Позже я пытался одолеть этот соблазн, окунувшись в мир музыки Вагнера и оказавшись в объятиях его содержанки Козимы.

48

Шопенгауэр же был крепостью, над которой можно было витать, но нельзя было захватить.

Когда я несколько остыл, в некий миг, ощутив торопливость по молодости увлечения очередным кумиром, во мне шевельнулась крамольная мысль, которую я пытался отбросить, считая эту мысль. предательством по отношению к Шопенгауэру. Не является, думал я, его пессимистическая теория мироздания некой уловкой, в которую он втянул вначале себя, а потом и весь мир, вкупе с таким неофитом, как я.

Как же, параллельно своей теории пессимизма, он продолжал мирно жить добрым семьянином, есть, спать и каждый полдень играть на флейте, не вызывая змей сомнения, а усыпляя их?

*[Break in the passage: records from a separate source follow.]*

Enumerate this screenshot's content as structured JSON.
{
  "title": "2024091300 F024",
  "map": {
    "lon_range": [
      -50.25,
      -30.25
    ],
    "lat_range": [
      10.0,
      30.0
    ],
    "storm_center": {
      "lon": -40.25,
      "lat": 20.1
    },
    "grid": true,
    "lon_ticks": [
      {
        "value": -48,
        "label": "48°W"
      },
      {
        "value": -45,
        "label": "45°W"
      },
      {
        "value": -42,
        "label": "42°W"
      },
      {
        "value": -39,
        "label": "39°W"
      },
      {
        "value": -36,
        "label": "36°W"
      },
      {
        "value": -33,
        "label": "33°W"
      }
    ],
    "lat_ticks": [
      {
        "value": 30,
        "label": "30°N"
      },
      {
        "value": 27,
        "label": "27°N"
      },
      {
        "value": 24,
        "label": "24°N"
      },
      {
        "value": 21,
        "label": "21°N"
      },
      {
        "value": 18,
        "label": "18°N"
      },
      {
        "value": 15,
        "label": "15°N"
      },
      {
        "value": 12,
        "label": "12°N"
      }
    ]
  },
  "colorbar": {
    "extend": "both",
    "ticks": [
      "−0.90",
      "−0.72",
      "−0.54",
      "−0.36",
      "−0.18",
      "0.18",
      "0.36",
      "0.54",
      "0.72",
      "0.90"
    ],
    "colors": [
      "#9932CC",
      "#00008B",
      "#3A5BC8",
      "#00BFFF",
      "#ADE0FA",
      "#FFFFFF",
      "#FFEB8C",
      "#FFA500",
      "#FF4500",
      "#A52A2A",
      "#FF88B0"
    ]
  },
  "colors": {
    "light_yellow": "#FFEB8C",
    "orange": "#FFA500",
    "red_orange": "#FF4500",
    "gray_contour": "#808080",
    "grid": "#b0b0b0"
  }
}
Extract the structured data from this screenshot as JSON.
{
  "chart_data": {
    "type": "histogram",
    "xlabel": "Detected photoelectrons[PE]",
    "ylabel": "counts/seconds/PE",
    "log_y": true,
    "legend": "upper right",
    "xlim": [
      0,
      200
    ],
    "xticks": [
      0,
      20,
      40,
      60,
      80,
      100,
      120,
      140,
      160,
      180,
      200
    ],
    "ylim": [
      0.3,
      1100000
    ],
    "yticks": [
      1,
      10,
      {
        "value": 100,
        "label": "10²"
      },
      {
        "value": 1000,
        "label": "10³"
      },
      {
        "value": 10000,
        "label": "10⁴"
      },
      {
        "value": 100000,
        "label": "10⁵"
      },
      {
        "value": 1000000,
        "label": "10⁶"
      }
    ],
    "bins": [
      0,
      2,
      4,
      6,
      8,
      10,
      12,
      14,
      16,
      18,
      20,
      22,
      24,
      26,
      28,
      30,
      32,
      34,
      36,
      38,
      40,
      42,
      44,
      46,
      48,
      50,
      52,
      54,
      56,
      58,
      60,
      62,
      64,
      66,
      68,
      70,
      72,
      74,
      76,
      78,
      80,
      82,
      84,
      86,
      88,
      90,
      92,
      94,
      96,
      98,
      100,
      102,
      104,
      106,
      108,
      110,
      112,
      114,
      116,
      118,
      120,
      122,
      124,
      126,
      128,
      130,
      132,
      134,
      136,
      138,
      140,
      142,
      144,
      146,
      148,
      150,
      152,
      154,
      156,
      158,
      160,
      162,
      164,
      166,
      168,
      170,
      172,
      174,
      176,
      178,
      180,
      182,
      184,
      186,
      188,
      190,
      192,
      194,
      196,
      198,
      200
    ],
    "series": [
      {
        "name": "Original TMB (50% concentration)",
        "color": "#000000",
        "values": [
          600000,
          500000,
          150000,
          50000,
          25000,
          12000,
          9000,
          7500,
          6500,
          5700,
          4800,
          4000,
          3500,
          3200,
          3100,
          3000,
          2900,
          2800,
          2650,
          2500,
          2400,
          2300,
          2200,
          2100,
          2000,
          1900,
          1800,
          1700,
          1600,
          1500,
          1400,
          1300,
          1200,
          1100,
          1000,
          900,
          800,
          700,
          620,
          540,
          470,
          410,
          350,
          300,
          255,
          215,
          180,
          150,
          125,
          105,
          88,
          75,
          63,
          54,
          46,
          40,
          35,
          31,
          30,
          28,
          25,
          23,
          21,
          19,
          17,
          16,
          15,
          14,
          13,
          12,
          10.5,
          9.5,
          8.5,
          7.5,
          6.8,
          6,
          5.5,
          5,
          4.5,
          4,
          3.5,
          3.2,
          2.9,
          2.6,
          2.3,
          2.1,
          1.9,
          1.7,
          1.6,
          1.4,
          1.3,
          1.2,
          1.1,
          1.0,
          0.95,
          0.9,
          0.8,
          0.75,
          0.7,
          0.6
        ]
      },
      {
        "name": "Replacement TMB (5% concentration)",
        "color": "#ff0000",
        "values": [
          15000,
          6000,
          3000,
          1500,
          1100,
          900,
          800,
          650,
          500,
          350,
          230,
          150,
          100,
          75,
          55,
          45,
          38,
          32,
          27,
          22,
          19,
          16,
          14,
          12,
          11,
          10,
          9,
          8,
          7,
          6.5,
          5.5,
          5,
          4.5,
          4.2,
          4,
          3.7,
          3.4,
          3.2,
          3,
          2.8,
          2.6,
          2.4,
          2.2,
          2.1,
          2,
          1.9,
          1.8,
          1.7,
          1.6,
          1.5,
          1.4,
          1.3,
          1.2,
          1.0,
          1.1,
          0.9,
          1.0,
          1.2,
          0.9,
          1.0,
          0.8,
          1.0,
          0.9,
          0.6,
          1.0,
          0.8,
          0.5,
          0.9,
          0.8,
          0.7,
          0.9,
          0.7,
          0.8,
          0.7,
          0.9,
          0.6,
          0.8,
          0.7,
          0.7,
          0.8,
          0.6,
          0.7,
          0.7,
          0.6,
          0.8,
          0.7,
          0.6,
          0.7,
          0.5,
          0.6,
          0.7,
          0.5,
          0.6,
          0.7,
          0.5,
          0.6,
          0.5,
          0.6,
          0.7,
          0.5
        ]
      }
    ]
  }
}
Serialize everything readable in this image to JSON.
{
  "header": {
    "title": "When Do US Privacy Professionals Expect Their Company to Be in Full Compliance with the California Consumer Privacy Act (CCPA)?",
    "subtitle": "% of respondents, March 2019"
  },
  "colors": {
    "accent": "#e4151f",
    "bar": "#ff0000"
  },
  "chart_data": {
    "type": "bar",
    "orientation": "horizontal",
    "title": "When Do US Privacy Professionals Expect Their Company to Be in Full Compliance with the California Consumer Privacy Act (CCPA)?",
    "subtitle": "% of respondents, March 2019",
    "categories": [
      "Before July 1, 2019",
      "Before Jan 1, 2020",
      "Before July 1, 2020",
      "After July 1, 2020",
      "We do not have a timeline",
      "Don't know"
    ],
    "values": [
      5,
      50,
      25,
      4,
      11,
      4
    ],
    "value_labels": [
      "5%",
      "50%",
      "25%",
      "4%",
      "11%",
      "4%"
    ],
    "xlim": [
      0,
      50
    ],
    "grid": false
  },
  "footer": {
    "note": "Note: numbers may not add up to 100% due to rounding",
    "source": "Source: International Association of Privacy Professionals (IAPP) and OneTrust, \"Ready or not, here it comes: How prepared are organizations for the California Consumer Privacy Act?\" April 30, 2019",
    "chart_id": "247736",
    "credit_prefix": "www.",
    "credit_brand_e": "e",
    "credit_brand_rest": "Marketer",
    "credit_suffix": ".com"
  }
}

Все же, несмотря на приступы меланхолии, я был существом, полным сил, и весьма чувственным юношей. Меня не просто смущало, а возмущало, почему с таким меланхолическим пылом Шопенгауэр говорит о красоте, видя в ней силу, отрицающую половой инстинкт. Мое сопротивление этому поддерживал ни кто иной, как сам, по выражению Шопенгауэра, "божественный Платон" в своем "Пире", говоря о красоте, возбуждающей не только к продолжению рода, но к феномену чувственности, возвышающейся от полового влечения до высшей духовности.

Как бы стыдясь себя самого – ведь, все же, во мне еще жили христианские запреты и угрозы быть испепеленным на Страшном суде – но и с вызовом, который самому мне был внове, хотя и объясним в моей ситуации с сестрой, – я читал у великого афинянина об эротическом опьянении при виде прекрасных юношей. Не много, не мало, но из философской эротики Платона выросло новое понятие – диалектика.

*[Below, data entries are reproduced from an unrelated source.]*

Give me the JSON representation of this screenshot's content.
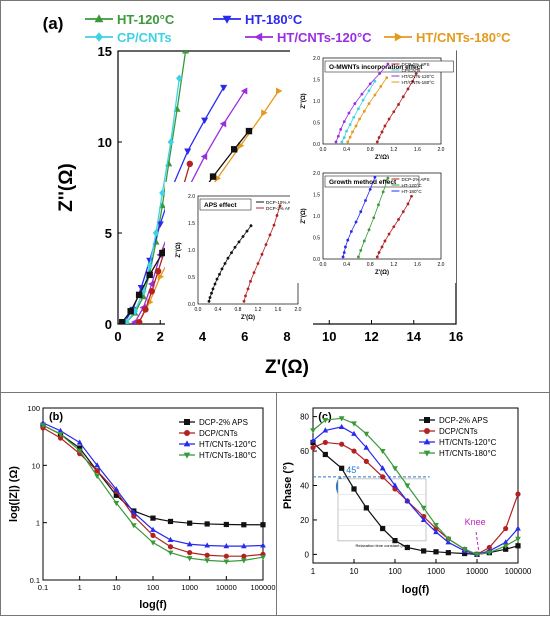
{
  "chart_data": [
    {
      "panel": "(a)",
      "type": "line",
      "xlabel": "Z'(Ω)",
      "ylabel": "Z''(Ω)",
      "xlim": [
        0,
        16
      ],
      "ylim": [
        0,
        15
      ],
      "xticks": [
        "0",
        "2",
        "4",
        "6",
        "8",
        "10",
        "12",
        "14",
        "16"
      ],
      "yticks": [
        "0",
        "5",
        "10",
        "15"
      ],
      "legend_position": "top",
      "series": [
        {
          "name": "HT-120°C",
          "color": "#3a9a3a",
          "marker": "triangle-up",
          "x": [
            0.4,
            0.8,
            1.2,
            1.5,
            1.8,
            2.1,
            2.4,
            2.8,
            3.2
          ],
          "y": [
            0.1,
            0.6,
            1.5,
            2.8,
            4.5,
            6.5,
            8.8,
            11.8,
            15
          ]
        },
        {
          "name": "HT-180°C",
          "color": "#2a2aef",
          "marker": "triangle-down",
          "x": [
            0.3,
            0.7,
            1.1,
            1.5,
            2.0,
            2.6,
            3.3,
            4.1,
            5.0
          ],
          "y": [
            0.1,
            0.8,
            2.0,
            3.5,
            5.5,
            7.6,
            9.5,
            11.2,
            13
          ]
        },
        {
          "name": "CP/CNTs",
          "color": "#3fd2e6",
          "marker": "diamond",
          "x": [
            0.4,
            0.8,
            1.2,
            1.5,
            1.8,
            2.1,
            2.5,
            2.9
          ],
          "y": [
            0.1,
            0.7,
            1.8,
            3.2,
            5.0,
            7.2,
            10,
            13.5
          ]
        },
        {
          "name": "HT/CNTs-120°C",
          "color": "#9a2de0",
          "marker": "triangle-left",
          "x": [
            0.8,
            1.2,
            1.6,
            2.0,
            2.6,
            3.3,
            4.1,
            5.0,
            6.0
          ],
          "y": [
            0.1,
            0.9,
            2.2,
            3.8,
            5.6,
            7.4,
            9.2,
            11,
            12.8
          ]
        },
        {
          "name": "HT/CNTs-180°C",
          "color": "#e49a1c",
          "marker": "triangle-right",
          "x": [
            1.0,
            1.5,
            2.0,
            2.8,
            3.7,
            4.7,
            5.8,
            6.9,
            7.6
          ],
          "y": [
            0.1,
            1.2,
            2.6,
            4.4,
            6.2,
            8.0,
            9.8,
            11.6,
            12.8
          ]
        },
        {
          "name": "DCP-2% APS",
          "color": "#b22222",
          "marker": "circle",
          "x": [
            1.0,
            1.3,
            1.6,
            1.9,
            2.2,
            2.6,
            3.0,
            3.4
          ],
          "y": [
            0.1,
            0.8,
            1.8,
            2.9,
            4.0,
            5.6,
            7.2,
            8.8
          ]
        },
        {
          "name": "DCP-10% APS",
          "color": "#111111",
          "marker": "square",
          "x": [
            0.2,
            0.6,
            1.0,
            1.5,
            2.1,
            2.8,
            3.6,
            4.5,
            5.5,
            6.2
          ],
          "y": [
            0.1,
            0.7,
            1.6,
            2.7,
            3.9,
            5.2,
            6.6,
            8.1,
            9.6,
            10.6
          ]
        }
      ],
      "legend_entries": [
        "HT-120°C",
        "HT-180°C",
        "CP/CNTs",
        "HT/CNTs-120°C",
        "HT/CNTs-180°C"
      ],
      "insets": [
        {
          "title": "APS effect",
          "xlabel": "Z'(Ω)",
          "ylabel": "Z''(Ω)",
          "xlim": [
            0,
            2.0
          ],
          "ylim": [
            0,
            2.0
          ],
          "xticks": [
            "0.0",
            "0.2",
            "0.4",
            "0.6",
            "0.8",
            "1.0",
            "1.2",
            "1.4",
            "1.6",
            "1.8",
            "2.0"
          ],
          "yticks": [
            "0.0",
            "0.5",
            "1.0",
            "1.5",
            "2.0"
          ],
          "legend": [
            "DCP-10% APS",
            "DCP-2% APS"
          ],
          "series": [
            {
              "name": "DCP-10% APS",
              "color": "#111111",
              "x": [
                0.22,
                0.24,
                0.27,
                0.3,
                0.34,
                0.38,
                0.43,
                0.48,
                0.54,
                0.6,
                0.67,
                0.74,
                0.82,
                0.9,
                0.98,
                1.06
              ],
              "y": [
                0.05,
                0.12,
                0.2,
                0.28,
                0.37,
                0.46,
                0.55,
                0.65,
                0.75,
                0.85,
                0.95,
                1.05,
                1.15,
                1.25,
                1.35,
                1.45
              ]
            },
            {
              "name": "DCP-2% APS",
              "color": "#b22222",
              "x": [
                0.92,
                0.95,
                1.0,
                1.05,
                1.12,
                1.2,
                1.28,
                1.36,
                1.44,
                1.52,
                1.58,
                1.64
              ],
              "y": [
                0.05,
                0.15,
                0.28,
                0.42,
                0.58,
                0.75,
                0.92,
                1.1,
                1.28,
                1.46,
                1.64,
                1.82
              ]
            }
          ]
        },
        {
          "title": "O-MWNTs incorporation effect",
          "xlabel": "Z'(Ω)",
          "ylabel": "Z''(Ω)",
          "xlim": [
            0,
            2.0
          ],
          "ylim": [
            0,
            2.0
          ],
          "xticks": [
            "0.0",
            "0.2",
            "0.4",
            "0.6",
            "0.8",
            "1.0",
            "1.2",
            "1.4",
            "1.6",
            "1.8",
            "2.0"
          ],
          "yticks": [
            "0.0",
            "0.5",
            "1.0",
            "1.5",
            "2.0"
          ],
          "legend": [
            "DCP-2% APS",
            "CP/CNTs",
            "HT/CNTs-120°C",
            "HT/CNTs-180°C"
          ],
          "series": [
            {
              "name": "DCP-2% APS",
              "color": "#b22222",
              "x": [
                0.92,
                0.95,
                1.0,
                1.05,
                1.12,
                1.2,
                1.28,
                1.36,
                1.44,
                1.52,
                1.58
              ],
              "y": [
                0.05,
                0.15,
                0.28,
                0.42,
                0.58,
                0.75,
                0.92,
                1.1,
                1.28,
                1.46,
                1.64
              ]
            },
            {
              "name": "CP/CNTs",
              "color": "#3fd2e6",
              "x": [
                0.32,
                0.36,
                0.4,
                0.46,
                0.52,
                0.6,
                0.68,
                0.78,
                0.88
              ],
              "y": [
                0.05,
                0.15,
                0.3,
                0.45,
                0.62,
                0.82,
                1.02,
                1.24,
                1.46
              ]
            },
            {
              "name": "HT/CNTs-120°C",
              "color": "#9a2de0",
              "x": [
                0.22,
                0.26,
                0.3,
                0.36,
                0.44,
                0.54,
                0.66,
                0.8,
                0.96,
                1.1
              ],
              "y": [
                0.05,
                0.18,
                0.34,
                0.52,
                0.72,
                0.94,
                1.16,
                1.4,
                1.64,
                1.86
              ]
            },
            {
              "name": "HT/CNTs-180°C",
              "color": "#e49a1c",
              "x": [
                0.42,
                0.46,
                0.5,
                0.56,
                0.62,
                0.7,
                0.78,
                0.88,
                0.98,
                1.08
              ],
              "y": [
                0.05,
                0.16,
                0.28,
                0.42,
                0.58,
                0.76,
                0.94,
                1.14,
                1.34,
                1.54
              ]
            }
          ]
        },
        {
          "title": "Growth method effect",
          "xlabel": "Z'(Ω)",
          "ylabel": "Z''(Ω)",
          "xlim": [
            0,
            2.0
          ],
          "ylim": [
            0,
            2.0
          ],
          "xticks": [
            "0.0",
            "0.2",
            "0.4",
            "0.6",
            "0.8",
            "1.0",
            "1.2",
            "1.4",
            "1.6",
            "1.8",
            "2.0"
          ],
          "yticks": [
            "0.0",
            "0.5",
            "1.0",
            "1.5",
            "2.0"
          ],
          "legend": [
            "DCP-2% APS",
            "HT-120°C",
            "HT-180°C"
          ],
          "series": [
            {
              "name": "DCP-2% APS",
              "color": "#b22222",
              "x": [
                0.92,
                0.95,
                1.0,
                1.05,
                1.12,
                1.2,
                1.28,
                1.36,
                1.44,
                1.5
              ],
              "y": [
                0.05,
                0.15,
                0.28,
                0.42,
                0.58,
                0.75,
                0.92,
                1.1,
                1.28,
                1.46
              ]
            },
            {
              "name": "HT-120°C",
              "color": "#3a9a3a",
              "x": [
                0.6,
                0.64,
                0.7,
                0.78,
                0.86,
                0.94,
                1.02,
                1.1
              ],
              "y": [
                0.05,
                0.2,
                0.42,
                0.68,
                0.96,
                1.26,
                1.56,
                1.88
              ]
            },
            {
              "name": "HT-180°C",
              "color": "#2a2aef",
              "x": [
                0.34,
                0.36,
                0.38,
                0.42,
                0.48,
                0.56,
                0.64,
                0.72,
                0.8,
                0.88
              ],
              "y": [
                0.05,
                0.15,
                0.28,
                0.44,
                0.64,
                0.86,
                1.1,
                1.36,
                1.62,
                1.9
              ]
            }
          ]
        }
      ]
    },
    {
      "panel": "(b)",
      "type": "line",
      "xlabel": "log(f)",
      "ylabel": "log(|Z|) (Ω)",
      "xscale": "log",
      "yscale": "log",
      "xlim": [
        0.1,
        100000
      ],
      "ylim": [
        0.1,
        100
      ],
      "xticks": [
        "0.1",
        "1",
        "10",
        "100",
        "1000",
        "10000",
        "100000"
      ],
      "yticks": [
        "0.1",
        "1",
        "10",
        "100"
      ],
      "legend_position": "top-right",
      "series": [
        {
          "name": "DCP-2% APS",
          "color": "#111111",
          "marker": "square",
          "x": [
            0.1,
            0.3,
            1,
            3,
            10,
            30,
            100,
            300,
            1000,
            3000,
            10000,
            30000,
            100000
          ],
          "y": [
            50,
            35,
            20,
            8,
            3,
            1.6,
            1.2,
            1.05,
            0.98,
            0.95,
            0.93,
            0.92,
            0.92
          ]
        },
        {
          "name": "DCP/CNTs",
          "color": "#b22222",
          "marker": "circle",
          "x": [
            0.1,
            0.3,
            1,
            3,
            10,
            30,
            100,
            300,
            1000,
            3000,
            10000,
            30000,
            100000
          ],
          "y": [
            45,
            30,
            16,
            8,
            3.5,
            1.3,
            0.6,
            0.38,
            0.3,
            0.27,
            0.26,
            0.26,
            0.28
          ]
        },
        {
          "name": "HT/CNTs-120°C",
          "color": "#2a2aef",
          "marker": "triangle-up",
          "x": [
            0.1,
            0.3,
            1,
            3,
            10,
            30,
            100,
            300,
            1000,
            3000,
            10000,
            30000,
            100000
          ],
          "y": [
            55,
            40,
            25,
            10,
            3.8,
            1.5,
            0.75,
            0.5,
            0.42,
            0.4,
            0.39,
            0.39,
            0.4
          ]
        },
        {
          "name": "HT/CNTs-180°C",
          "color": "#3a9a3a",
          "marker": "triangle-down",
          "x": [
            0.1,
            0.3,
            1,
            3,
            10,
            30,
            100,
            300,
            1000,
            3000,
            10000,
            30000,
            100000
          ],
          "y": [
            50,
            35,
            18,
            6.5,
            2.2,
            0.9,
            0.45,
            0.3,
            0.24,
            0.22,
            0.21,
            0.22,
            0.25
          ]
        }
      ]
    },
    {
      "panel": "(c)",
      "type": "line",
      "xlabel": "log(f)",
      "ylabel": "Phase (°)",
      "xscale": "log",
      "xlim": [
        1,
        100000
      ],
      "ylim": [
        -5,
        85
      ],
      "xticks": [
        "1",
        "10",
        "100",
        "1000",
        "10000",
        "100000"
      ],
      "yticks": [
        "0",
        "20",
        "40",
        "60",
        "80"
      ],
      "legend_position": "top-right",
      "annotations": [
        "45°",
        "Knee"
      ],
      "inset_label": "Relaxation time constant (ms)",
      "series": [
        {
          "name": "DCP-2% APS",
          "color": "#111111",
          "marker": "square",
          "x": [
            1,
            2,
            5,
            10,
            20,
            50,
            100,
            200,
            500,
            1000,
            2000,
            5000,
            10000,
            20000,
            50000,
            100000
          ],
          "y": [
            65,
            58,
            50,
            38,
            27,
            15,
            8,
            4,
            2,
            1.5,
            1,
            0.5,
            0,
            1,
            3,
            5
          ]
        },
        {
          "name": "DCP/CNTs",
          "color": "#b22222",
          "marker": "circle",
          "x": [
            1,
            2,
            5,
            10,
            20,
            50,
            100,
            200,
            500,
            1000,
            2000,
            5000,
            10000,
            20000,
            50000,
            100000
          ],
          "y": [
            62,
            65,
            64,
            60,
            54,
            45,
            38,
            31,
            22,
            15,
            9,
            3,
            0,
            4,
            15,
            35
          ]
        },
        {
          "name": "HT/CNTs-120°C",
          "color": "#2a2aef",
          "marker": "triangle-up",
          "x": [
            1,
            2,
            5,
            10,
            20,
            50,
            100,
            200,
            500,
            1000,
            2000,
            5000,
            10000,
            20000,
            50000,
            100000
          ],
          "y": [
            66,
            72,
            74,
            70,
            62,
            50,
            40,
            31,
            20,
            13,
            7,
            2,
            0,
            2,
            7,
            15
          ]
        },
        {
          "name": "HT/CNTs-180°C",
          "color": "#3a9a3a",
          "marker": "triangle-down",
          "x": [
            1,
            2,
            5,
            10,
            20,
            50,
            100,
            200,
            500,
            1000,
            2000,
            5000,
            10000,
            20000,
            50000,
            100000
          ],
          "y": [
            72,
            78,
            79,
            76,
            70,
            60,
            50,
            40,
            27,
            17,
            9,
            3,
            0,
            1,
            5,
            9
          ]
        }
      ]
    }
  ]
}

Более того, вся высшая культура и литература классической Франции возникла из полового интереса.

"Ищите женщину" – не праздная выдумка французского интеллекта.

49

Удивительно, как после моей книги "Сумерки идолов" меня не уличили в двуличии в отношении того же Платона и в предательстве Эллады – идеала моей юности. Когда же я говорил правду, а когда лгал? То я брал в свидетели Платона против Шопенгауэра в вопросе чувственности и даже однополой любви. То выступаю против Платона, как радикальный скептик, считая, что он, по сути, отошел от основных инстинктов эллинов в вопросе чувственности, от их сатурналий и вакханалий – под влиянием вовсе не невинных винных попоек, совершавшихся богом Дионисом и пьяницей Вакхом.

В его восхваляемых всеми диалогах, на деле являющихся примером какой-то детской, в определенной степени, инфантильной диалектики, он строит мостик к идеалу, явно попахивающему будущим христианством.

Подозреваю в этом уроки, которые он брал у египтян, а может быть, у евреев в Египте, среди которых, наряду с верностью законам Моисея, несомненно, могли быть и предки ранних христиан. Ведь ясно пишется в Ветхом Завете о всяком сброде, присоединившемся к Исходу евреев из Египта. Что же касается того, что я изменил с римлянами Элладе, которой посвятил лучшие годы моей профессорской деятельности, то, при всем увлечении культурой и философией древних эллинов, я еще тогда в своих лекциях говорил, что их природа чужда нам, слишком текуча, лишена классической строгости, главного принципа письма римлян.

Меня все же обвиняли в том, что в своих лекциях об Элладе я слишком выпячивал чрезмерно пристрастное отношение эллинов к половому инстинкту и даже половой разнузданности в мистериях под покровительством бога Диониса.